Jasper Graf von Hardenberg, CEO of Lagos-based Daystar Power told PV magazine he has had to go back to clients who have not signed off his company’s quotes to renegotiate the price for solar electricity.

“For us, there have been two drivers of price increases: equipment costs and freight,” he said.
With panels representing only part of total solar project costs, that 18percent PV module price rise has translated into a 5percent rise in project costs for Daystar. The installer will absorb the costs on contract offers it has signed with customers, said the CEO but, since December, unsigned quotes have had to be renegotiated.
Von Hardenberg, whose company installs solar for commercial and industrial clients in Nigeria, Ghana, Senegal and Togo, said the price hikes have been occurring since last summer.

He explained, “wildly fluctuating local currencies and rates of inflation, plus costly finance add up to ensure unpredictable costs are par for the course in Africa.”
Things are improving at least on the latter point, he said, adding,“three years ago, if you tried to get a loan from a Nigerian bank for solar, they would say ‘Solar?
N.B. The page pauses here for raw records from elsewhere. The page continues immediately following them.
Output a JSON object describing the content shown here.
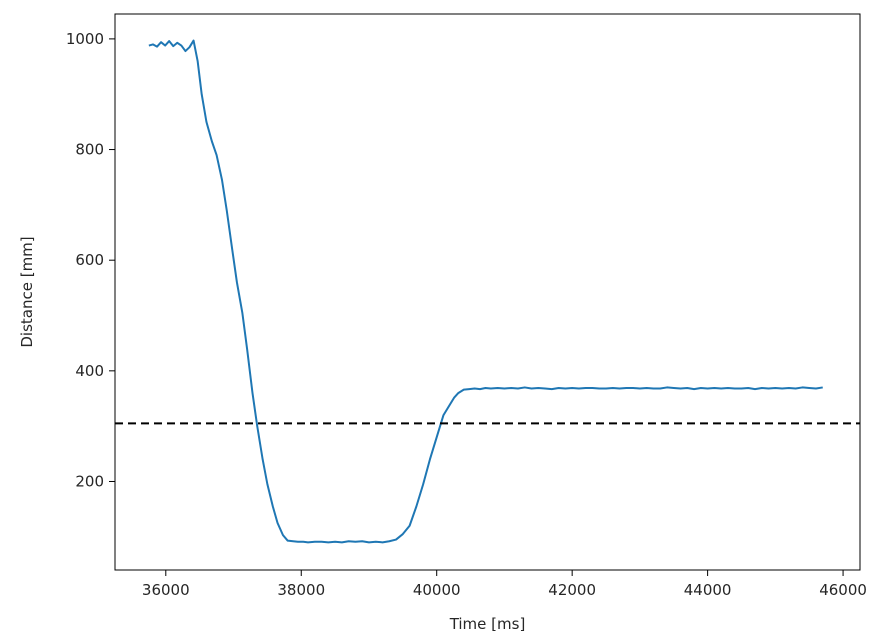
{
  "chart_data": {
    "type": "line",
    "title": "",
    "xlabel": "Time [ms]",
    "ylabel": "Distance [mm]",
    "xlim": [
      35250,
      46250
    ],
    "ylim": [
      40,
      1045
    ],
    "xticks": [
      36000,
      38000,
      40000,
      42000,
      44000,
      46000
    ],
    "yticks": [
      200,
      400,
      600,
      800,
      1000
    ],
    "grid": false,
    "legend": "none",
    "colors": {
      "series": "#1f77b4",
      "reference": "#000000",
      "text": "#262626",
      "frame": "#000000"
    },
    "reference_line": {
      "y": 305,
      "style": "dashed",
      "color": "#000000"
    },
    "series": [
      {
        "color": "#1f77b4",
        "x": [
          35750,
          35810,
          35870,
          35930,
          35990,
          36050,
          36110,
          36170,
          36230,
          36290,
          36350,
          36410,
          36470,
          36530,
          36600,
          36680,
          36750,
          36830,
          36900,
          36980,
          37050,
          37130,
          37200,
          37280,
          37350,
          37430,
          37500,
          37580,
          37650,
          37730,
          37800,
          37880,
          37950,
          38030,
          38100,
          38200,
          38300,
          38400,
          38500,
          38600,
          38700,
          38800,
          38900,
          39000,
          39100,
          39200,
          39300,
          39400,
          39500,
          39600,
          39700,
          39800,
          39900,
          40000,
          40100,
          40200,
          40260,
          40320,
          40400,
          40480,
          40560,
          40640,
          40720,
          40800,
          40900,
          41000,
          41100,
          41200,
          41300,
          41400,
          41500,
          41600,
          41700,
          41800,
          41900,
          42000,
          42100,
          42200,
          42300,
          42400,
          42500,
          42600,
          42700,
          42800,
          42900,
          43000,
          43100,
          43200,
          43300,
          43400,
          43500,
          43600,
          43700,
          43800,
          43900,
          44000,
          44100,
          44200,
          44300,
          44400,
          44500,
          44600,
          44700,
          44800,
          44900,
          45000,
          45100,
          45200,
          45300,
          45400,
          45500,
          45600,
          45700
        ],
        "y": [
          988,
          990,
          986,
          994,
          988,
          996,
          987,
          993,
          988,
          978,
          985,
          997,
          960,
          900,
          850,
          815,
          790,
          745,
          690,
          620,
          560,
          505,
          440,
          360,
          300,
          240,
          195,
          155,
          125,
          103,
          93,
          92,
          91,
          91,
          90,
          91,
          91,
          90,
          91,
          90,
          92,
          91,
          92,
          90,
          91,
          90,
          92,
          95,
          105,
          120,
          155,
          195,
          240,
          280,
          320,
          340,
          352,
          360,
          366,
          367,
          368,
          367,
          369,
          368,
          369,
          368,
          369,
          368,
          370,
          368,
          369,
          368,
          367,
          369,
          368,
          369,
          368,
          369,
          369,
          368,
          368,
          369,
          368,
          369,
          369,
          368,
          369,
          368,
          368,
          370,
          369,
          368,
          369,
          367,
          369,
          368,
          369,
          368,
          369,
          368,
          368,
          369,
          367,
          369,
          368,
          369,
          368,
          369,
          368,
          370,
          369,
          368,
          370
        ]
      }
    ]
  }
}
I can’t use that as collateral.’ Now they are much more open to the idea.”

The rising cost of polysilicon may increase the risks of many ongoing solar projects scattered around the country most especially the ‘Solar Power Naija’ project, a programme focussing on 5 million solar connections for off-grid communities as part of the Economic Sustainability Plan (ESP) in response to the COVID-19 pandemic.